Landschaftsrouten: Aurlandsfjellet

Stegastein Aussichtsplattform an der Landschaftsroute Aurlandsfjellet
©Foto: Kjetil Rolseth

Die 18 Landschaftsrouten des norwegischen Straßenbauamtes haben eins gemeinsam – sie führen durch atemberaubend schöne Landstriche.
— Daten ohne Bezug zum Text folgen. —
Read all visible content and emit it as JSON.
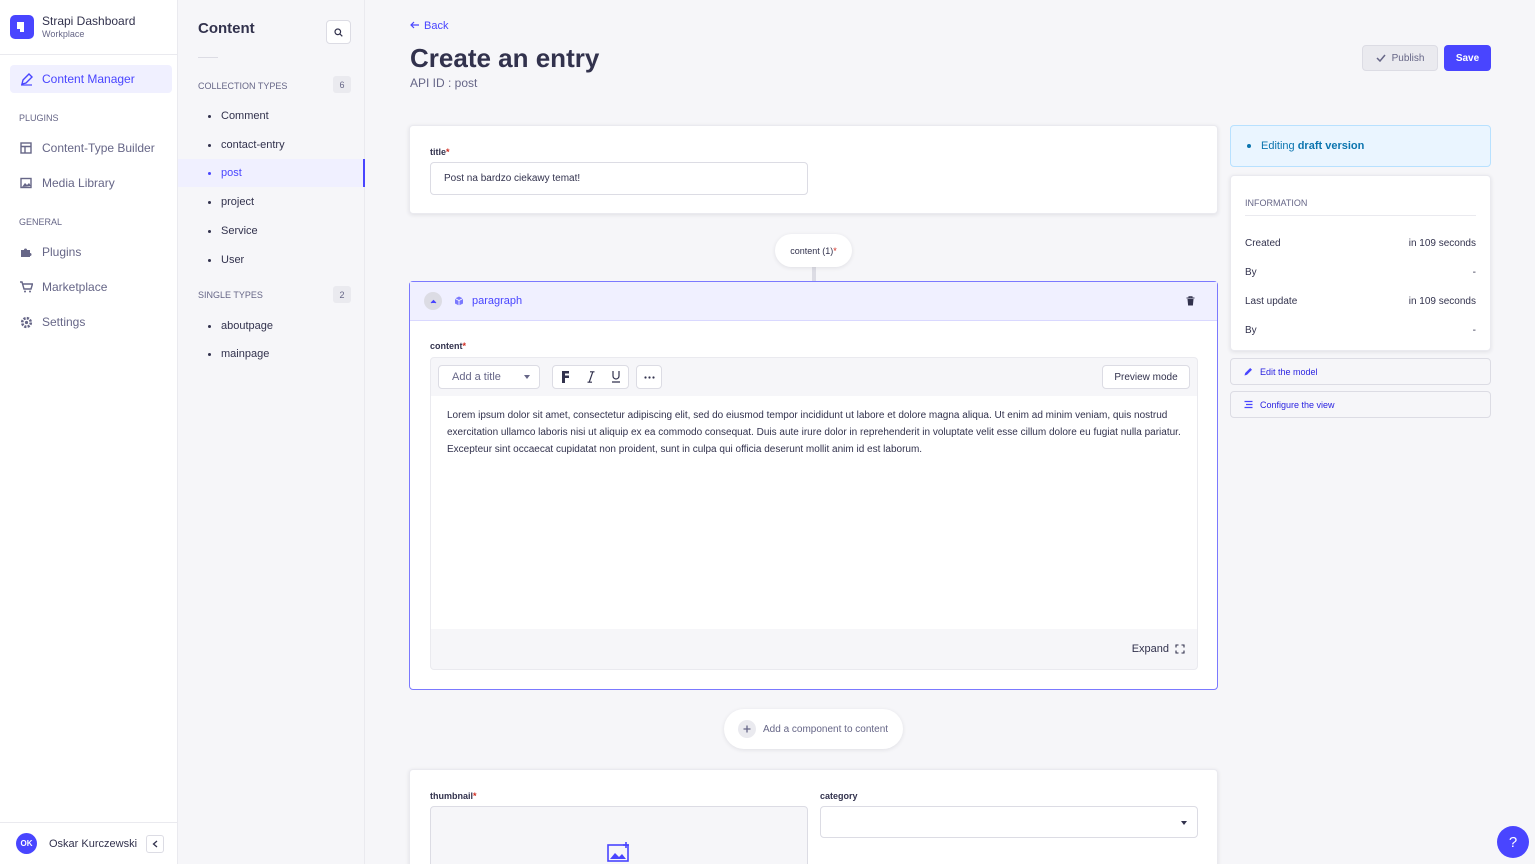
{
  "brand": {
    "title": "Strapi Dashboard",
    "subtitle": "Workplace"
  },
  "mainnav": {
    "content_manager": "Content Manager",
    "plugins_section": "PLUGINS",
    "content_type_builder": "Content-Type Builder",
    "media_library": "Media Library",
    "general_section": "GENERAL",
    "plugins": "Plugins",
    "marketplace": "Marketplace",
    "settings": "Settings"
  },
  "user": {
    "initials": "OK",
    "name": "Oskar Kurczewski"
  },
  "subnav": {
    "title": "Content",
    "collection_label": "COLLECTION TYPES",
    "collection_count": "6",
    "collection_items": [
      "Comment",
      "contact-entry",
      "post",
      "project",
      "Service",
      "User"
    ],
    "single_label": "SINGLE TYPES",
    "single_count": "2",
    "single_items": [
      "aboutpage",
      "mainpage"
    ]
  },
  "header": {
    "back": "Back",
    "title": "Create an entry",
    "api_id": "API ID : post",
    "publish": "Publish",
    "save": "Save"
  },
  "form": {
    "title_label": "title",
    "title_value": "Post na bardzo ciekawy temat!",
    "zone_label": "content (1)",
    "component_name": "paragraph",
    "content_label": "content",
    "add_title": "Add a title",
    "preview_mode": "Preview mode",
    "content_text": "Lorem ipsum dolor sit amet, consectetur adipiscing elit, sed do eiusmod tempor incididunt ut labore et dolore magna aliqua. Ut enim ad minim veniam, quis nostrud exercitation ullamco laboris nisi ut aliquip ex ea commodo consequat. Duis aute irure dolor in reprehenderit in voluptate velit esse cillum dolore eu fugiat nulla pariatur. Excepteur sint occaecat cupidatat non proident, sunt in culpa qui officia deserunt mollit anim id est laborum.",
    "expand": "Expand",
    "add_component": "Add a component to content",
    "thumbnail_label": "thumbnail",
    "category_label": "category"
  },
  "sidebar": {
    "draft_prefix": "Editing ",
    "draft_bold": "draft version",
    "info_title": "INFORMATION",
    "created_label": "Created",
    "created_value": "in 109 seconds",
    "by1_label": "By",
    "by1_value": "-",
    "updated_label": "Last update",
    "updated_value": "in 109 seconds",
    "by2_label": "By",
    "by2_value": "-",
    "edit_model": "Edit the model",
    "configure_view": "Configure the view"
  },
  "help": "?",
  "colors": {
    "primary": "#4945ff",
    "required": "#d02b20",
    "draft": "#0c75af"
  }
}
Darüber hinaus bieten alle Strecken spektakuläre Kunst und Architektur an den ausgebauten Rastplätzen, und es wurde darauf Wert gelegt, dass die Hotels und Gasthäuser entlang der Routen prägend für die jeweilige Region sind. Was einst als Experiment begann, hat sich als großer Glückstreffer herausgestellt, der immer mehr Touristen anzieht…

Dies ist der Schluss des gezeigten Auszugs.